I turned from the mirror and struggled to keep my face neutral, despite the soreness reminding me of the sex we’d just had. “Just give me a moment,” I managed.

“Sure thing,” he chuckled, closing the distance between us. His hand found my thigh in a familiar gesture that might have been affectionate in any other context. The sudden squeeze sent a ripple of laughter through me, edged with a wince as the tenderness in my body protested. I nearly lost my balance, catching myself on the vanity.

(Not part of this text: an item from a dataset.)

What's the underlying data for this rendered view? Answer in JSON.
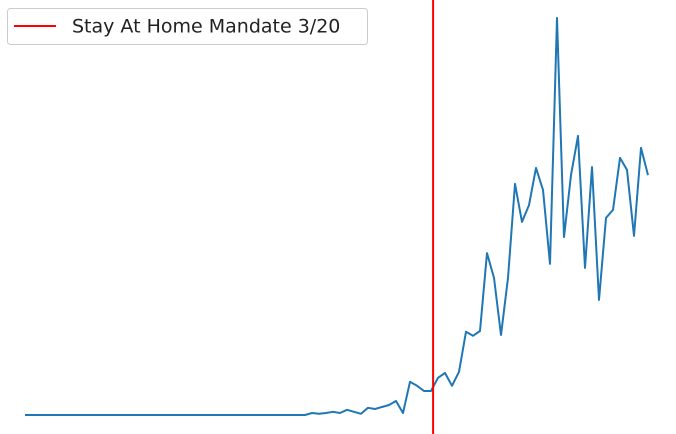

“Easy there,” he said, steadying me with an ease that suggested he’d done it a thousand times before. “Once you’re over how good you look, I’ll be waiting for you in the kitchen. Those groceries won’t unpack themselves.”

“Your domestic skills are truly astounding,” I quipped, finding solace in the banter.

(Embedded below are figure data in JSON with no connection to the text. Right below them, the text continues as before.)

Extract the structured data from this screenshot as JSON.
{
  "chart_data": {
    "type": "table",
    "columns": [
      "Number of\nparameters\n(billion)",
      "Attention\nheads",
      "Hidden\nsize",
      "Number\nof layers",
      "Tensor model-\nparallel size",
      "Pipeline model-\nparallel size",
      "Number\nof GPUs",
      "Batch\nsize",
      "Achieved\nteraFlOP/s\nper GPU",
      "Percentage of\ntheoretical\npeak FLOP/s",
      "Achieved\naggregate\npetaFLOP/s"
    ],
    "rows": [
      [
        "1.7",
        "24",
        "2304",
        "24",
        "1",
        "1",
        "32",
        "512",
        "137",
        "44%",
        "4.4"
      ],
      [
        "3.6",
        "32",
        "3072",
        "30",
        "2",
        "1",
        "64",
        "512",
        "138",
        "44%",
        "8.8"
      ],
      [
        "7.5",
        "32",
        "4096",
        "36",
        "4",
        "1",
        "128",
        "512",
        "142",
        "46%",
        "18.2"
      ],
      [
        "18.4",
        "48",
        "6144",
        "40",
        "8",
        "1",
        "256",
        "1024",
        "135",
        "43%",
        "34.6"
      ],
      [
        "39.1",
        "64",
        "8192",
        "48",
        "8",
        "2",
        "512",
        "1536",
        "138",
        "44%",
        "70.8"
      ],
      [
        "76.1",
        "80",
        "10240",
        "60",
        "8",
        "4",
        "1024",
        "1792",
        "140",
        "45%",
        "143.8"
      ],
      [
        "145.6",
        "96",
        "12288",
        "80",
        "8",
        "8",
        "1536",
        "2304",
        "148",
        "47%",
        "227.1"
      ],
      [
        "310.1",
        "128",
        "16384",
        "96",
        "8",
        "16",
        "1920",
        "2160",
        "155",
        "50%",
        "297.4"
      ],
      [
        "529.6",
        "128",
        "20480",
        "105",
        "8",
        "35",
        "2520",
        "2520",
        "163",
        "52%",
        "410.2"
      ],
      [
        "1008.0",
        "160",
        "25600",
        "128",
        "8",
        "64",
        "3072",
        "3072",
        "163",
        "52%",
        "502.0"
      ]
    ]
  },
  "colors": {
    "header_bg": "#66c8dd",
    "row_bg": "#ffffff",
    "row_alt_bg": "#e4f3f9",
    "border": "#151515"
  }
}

“Only the best for you,” he replied with a smirk that didn’t quite reach his eyes.

As he left, I took a deep breath, trying to settle the dissonance within me. It was wild how normal, domestic even, these moments with Nathan felt—silly almost. But then I glanced at the lush greenery that filled the room. Plants, just like those in the rest of the house.

The Serpent’s Fang, they called him. I had spent days piecing together the persona: cold, ruthless, a harbinger of death lurking in the shadows of San Francisco’s criminal underworld. And yet, here he was, tending to groceries like any other man.

His reputation painted him as merciless. Each hit he executed on Triad enemies was a message carved in blood, a brutal reminder of the order he enforced. And while the world knew him as a killer, only I knew the man who could spend hours discussing the fragile beauty of an orchid.

This dichotomy was the armor he wore—the scales of the serpent that both protected and threatened. And as much as I tried to deny it, I couldn’t help but want to peel back every layer, to understand the enigma that was Nathan Zhou.